Luxury is everywhere, and yet it has become inconceivable. We say: "Luxury is whatever goes beyond what's needed," and then go on to admit that luxury neatly meets a need, "in the display of status." So doing, we define luxury one way with respect to the body, and another way with respect to the mind. Some may be deterred by the split from going further, others, dissatisfied, will aver that recognition is everything. In rushes a utilitarian common sense that eviscerates luxury as a conception of political, social, or cultural analysis. Recognition-as-utility becomes the vanishing point for luxury as a system of discourse whose power prior to the modern age can scarcely be overstated.1

This conviction that no distinction between needs and luxury can hold is a hallmark of modernity. Its coordinates are fast and familiar. Citing Bernard Mandeville, we aver that such a distinction must be both culturally and historically contingent. Every attempt to draw the line can only be, we insist, a disciplinary move. Adding incantations from the more rigorous Adam Smith, we are assured that luxury consumption, like normal consumption, contributes to the circulation of goods. Luxury stimulates commodity production precisely because it gratifies the putatively transhistorical and transcultural human need for social esteem. With its excesses neutralized, any modern conception of luxury is whittled to the point that it is scarcely distinguishable from the rhetoric of marketing.
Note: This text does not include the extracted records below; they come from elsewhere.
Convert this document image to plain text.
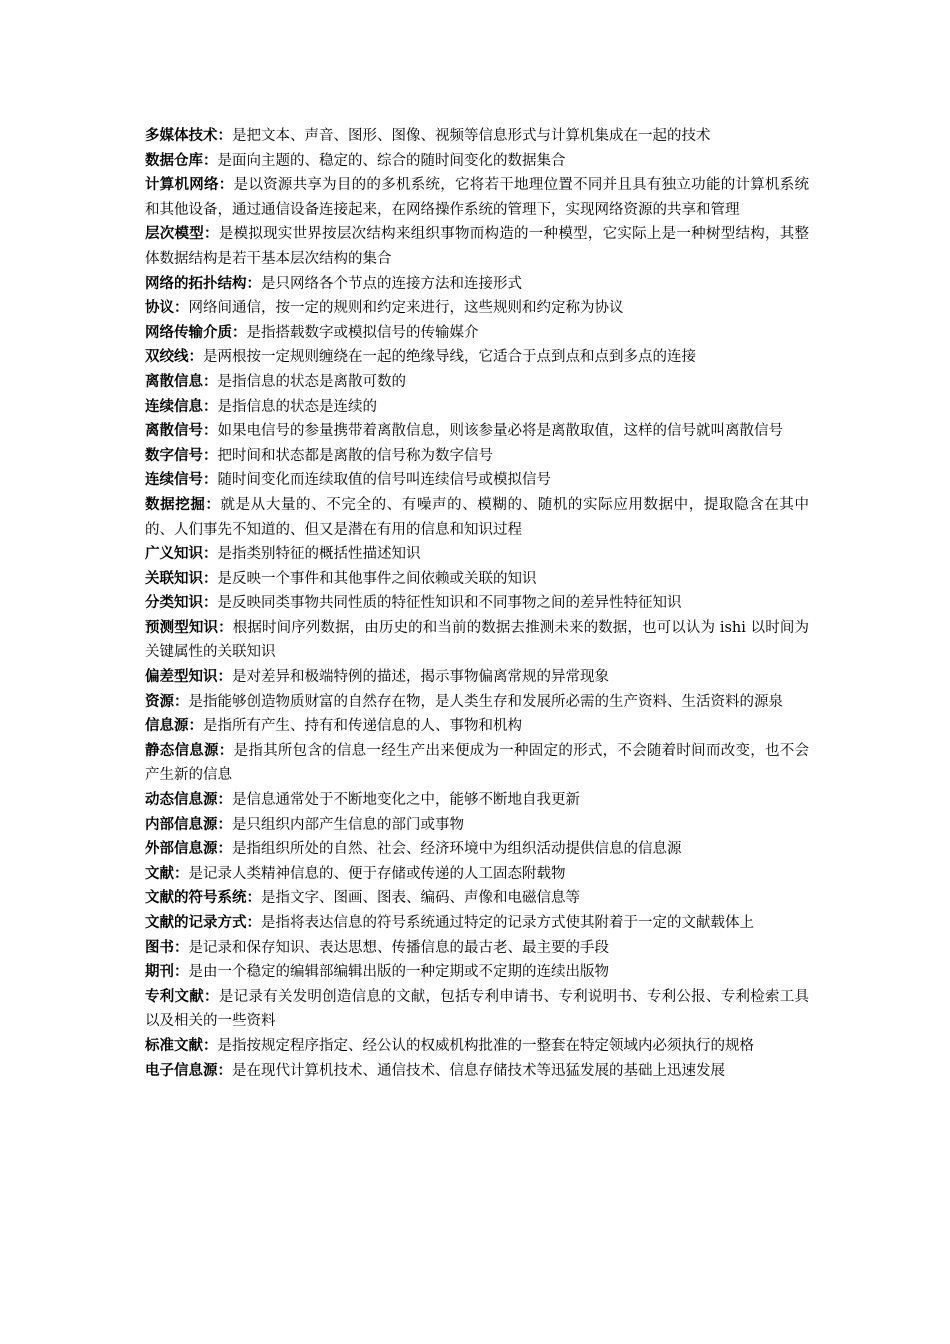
多媒体技术：是把文本、声音、图形、图像、视频等信息形式与计算机集成在一起的技术

数据仓库：是面向主题的、稳定的、综合的随时间变化的数据集合

计算机网络：是以资源共享为目的的多机系统，它将若干地理位置不同并且具有独立功能的计算机系统和其他设备，通过通信设备连接起来，在网络操作系统的管理下，实现网络资源的共享和管理

层次模型：是模拟现实世界按层次结构来组织事物而构造的一种模型，它实际上是一种树型结构，其整体数据结构是若干基本层次结构的集合

网络的拓扑结构：是只网络各个节点的连接方法和连接形式

协议：网络间通信，按一定的规则和约定来进行，这些规则和约定称为协议

网络传输介质：是指搭载数字或模拟信号的传输媒介

双绞线：是两根按一定规则缠绕在一起的绝缘导线，它适合于点到点和点到多点的连接

离散信息：是指信息的状态是离散可数的

连续信息：是指信息的状态是连续的

离散信号：如果电信号的参量携带着离散信息，则该参量必将是离散取值，这样的信号就叫离散信号

数字信号：把时间和状态都是离散的信号称为数字信号

连续信号：随时间变化而连续取值的信号叫连续信号或模拟信号

数据挖掘：就是从大量的、不完全的、有噪声的、模糊的、随机的实际应用数据中，提取隐含在其中的、人们事先不知道的、但又是潜在有用的信息和知识过程

广义知识：是指类别特征的概括性描述知识

关联知识：是反映一个事件和其他事件之间依赖或关联的知识

分类知识：是反映同类事物共同性质的特征性知识和不同事物之间的差异性特征知识

预测型知识：根据时间序列数据，由历史的和当前的数据去推测未来的数据，也可以认为 ishi 以时间为关键属性的关联知识

偏差型知识：是对差异和极端特例的描述，揭示事物偏离常规的异常现象

资源：是指能够创造物质财富的自然存在物，是人类生存和发展所必需的生产资料、生活资料的源泉

信息源：是指所有产生、持有和传递信息的人、事物和机构

静态信息源：是指其所包含的信息一经生产出来便成为一种固定的形式，不会随着时间而改变，也不会产生新的信息

动态信息源：是信息通常处于不断地变化之中，能够不断地自我更新

内部信息源：是只组织内部产生信息的部门或事物

外部信息源：是指组织所处的自然、社会、经济环境中为组织活动提供信息的信息源

文献：是记录人类精神信息的、便于存储或传递的人工固态附载物

文献的符号系统：是指文字、图画、图表、编码、声像和电磁信息等

文献的记录方式：是指将表达信息的符号系统通过特定的记录方式使其附着于一定的文献载体上

图书：是记录和保存知识、表达思想、传播信息的最古老、最主要的手段

期刊：是由一个稳定的编辑部编辑出版的一种定期或不定期的连续出版物

专利文献：是记录有关发明创造信息的文献，包括专利申请书、专利说明书、专利公报、专利检索工具以及相关的一些资料

标准文献：是指按规定程序指定、经公认的权威机构批准的一整套在特定领域内必须执行的规格

电子信息源：是在现代计算机技术、通信技术、信息存储技术等迅猛发展的基础上迅速发展
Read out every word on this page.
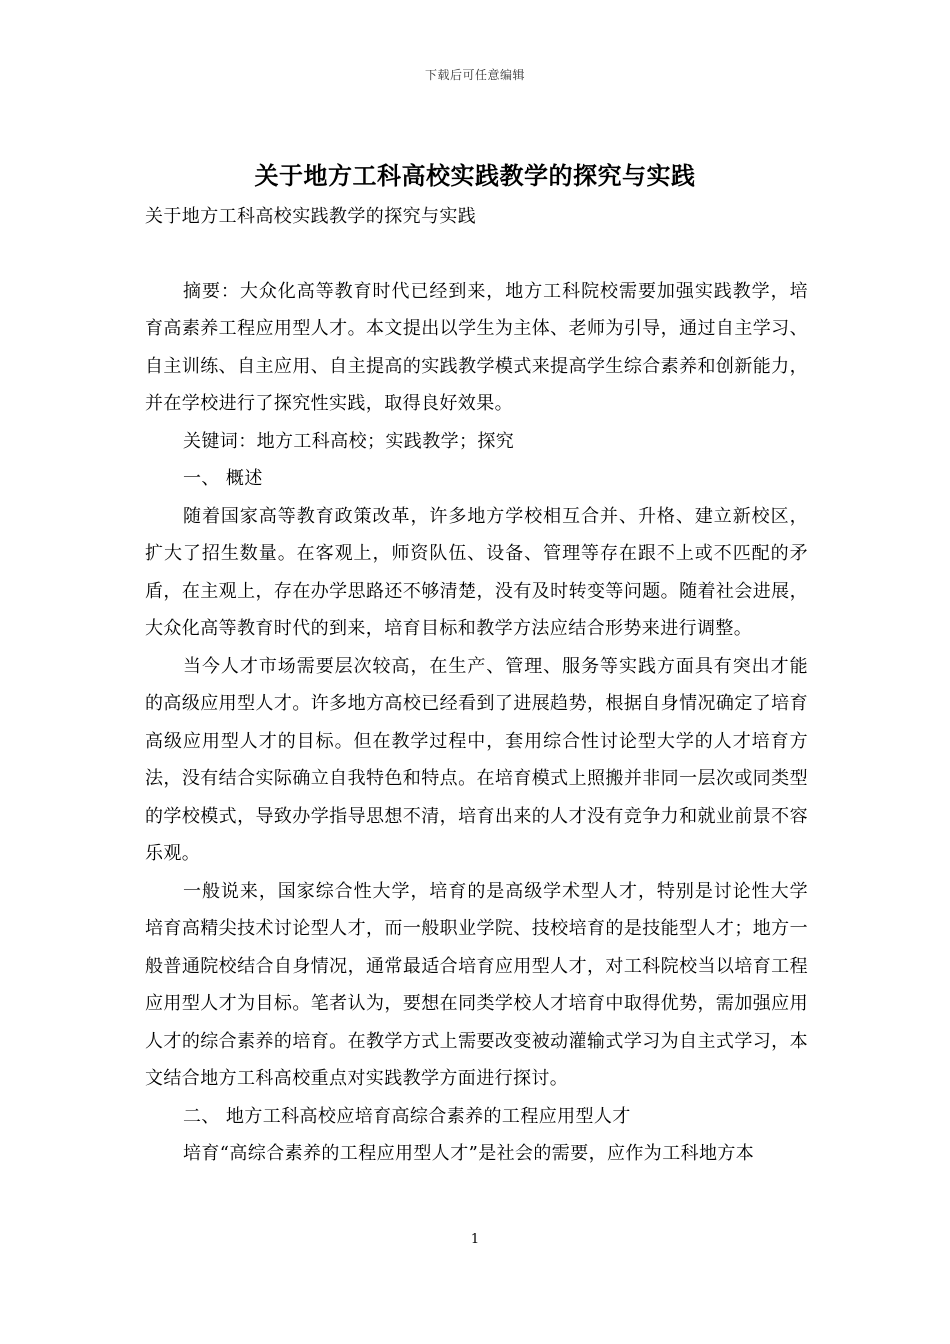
下载后可任意编辑
关于地方工科高校实践教学的探究与实践

关于地方工科高校实践教学的探究与实践

摘要：大众化高等教育时代已经到来，地方工科院校需要加强实践教学，培育高素养工程应用型人才。本文提出以学生为主体、老师为引导，通过自主学习、自主训练、自主应用、自主提高的实践教学模式来提高学生综合素养和创新能力，并在学校进行了探究性实践，取得良好效果。

关键词：地方工科高校；实践教学；探究

一、 概述

随着国家高等教育政策改革，许多地方学校相互合并、升格、建立新校区，扩大了招生数量。在客观上，师资队伍、设备、管理等存在跟不上或不匹配的矛盾，在主观上，存在办学思路还不够清楚，没有及时转变等问题。随着社会进展，大众化高等教育时代的到来，培育目标和教学方法应结合形势来进行调整。

当今人才市场需要层次较高，在生产、管理、服务等实践方面具有突出才能的高级应用型人才。许多地方高校已经看到了进展趋势，根据自身情况确定了培育高级应用型人才的目标。但在教学过程中，套用综合性讨论型大学的人才培育方法，没有结合实际确立自我特色和特点。在培育模式上照搬并非同一层次或同类型的学校模式，导致办学指导思想不清，培育出来的人才没有竞争力和就业前景不容乐观。

一般说来，国家综合性大学，培育的是高级学术型人才，特别是讨论性大学培育高精尖技术讨论型人才，而一般职业学院、技校培育的是技能型人才；地方一般普通院校结合自身情况，通常最适合培育应用型人才，对工科院校当以培育工程应用型人才为目标。笔者认为，要想在同类学校人才培育中取得优势，需加强应用人才的综合素养的培育。在教学方式上需要改变被动灌输式学习为自主式学习，本文结合地方工科高校重点对实践教学方面进行探讨。

二、 地方工科高校应培育高综合素养的工程应用型人才

培育“高综合素养的工程应用型人才”是社会的需要，应作为工科地方本

1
The collapse of luxury's distance from needs is a conspicuous register of its apparent weakness as a conceptual hook for political theory today. Rarely noted is that the weak modern conception of luxury has taken the means by which Classical and Christian moral discourses condemned luxury—by pointing to its lux, perceptible light or shine, its glitter, sparkle—as the very essence of luxury's appeal. Framed within these vitiated remainders of Classical and Christian critiques, luxury becomes a mere species of fashion, another bit of segmented consumer culture, a niche marked by its pretense of hierarchical stratification. If such a picture of luxury still has anything to offer to modern social theory, its contribution lies in how it appears as the apotheosis of consumption-for-others. For theorists like Thorstein Veblen, luxury becomes the paradigm for modern consumption as a whole.2 Social and political theories of luxury are thus assimilated wholesale to the modern fashion pattern that abetted the explosion of consumer culture, and that undergirds the entrenchment of that culture today.3

It is doubtful, however, that luxury's conceptual weakness, as compared to its power as a premodern discourse, reflects the attenuation of luxury's power in the life of late modern polities. Indeed, in the face of the incongruity between luxury's conceptual weakness and its symbolic and material powers in late capitalism, the weakness of this conception for grappling with the life of the present-day commercial polity is even more striking. The problem with the weak conception, I argue, is that it renders us insensitive to aspects of luxury that exceed, and even contradict, the patterns of visibility by which luxury appears to be little more than expensive fashion. We should instead understand luxury's appeal in terms of irreducible surplus, an excess that the visual, with its emphasis on display and other-directedness, cannot apprehend. With this in mind, if one sense should serve as a synecdoche for luxury consumption, it may well be touch rather than sight. The touch-related, or "haptic" dimension of luxury, I contend, speaks less to how persons' identities are encoded or inscribed in a consumer society, than to how capacities for pleasure are exercised, refined, and partitioned in a late modern context—and how hierarchy and subordination are sources of pleasure, felt upon the body.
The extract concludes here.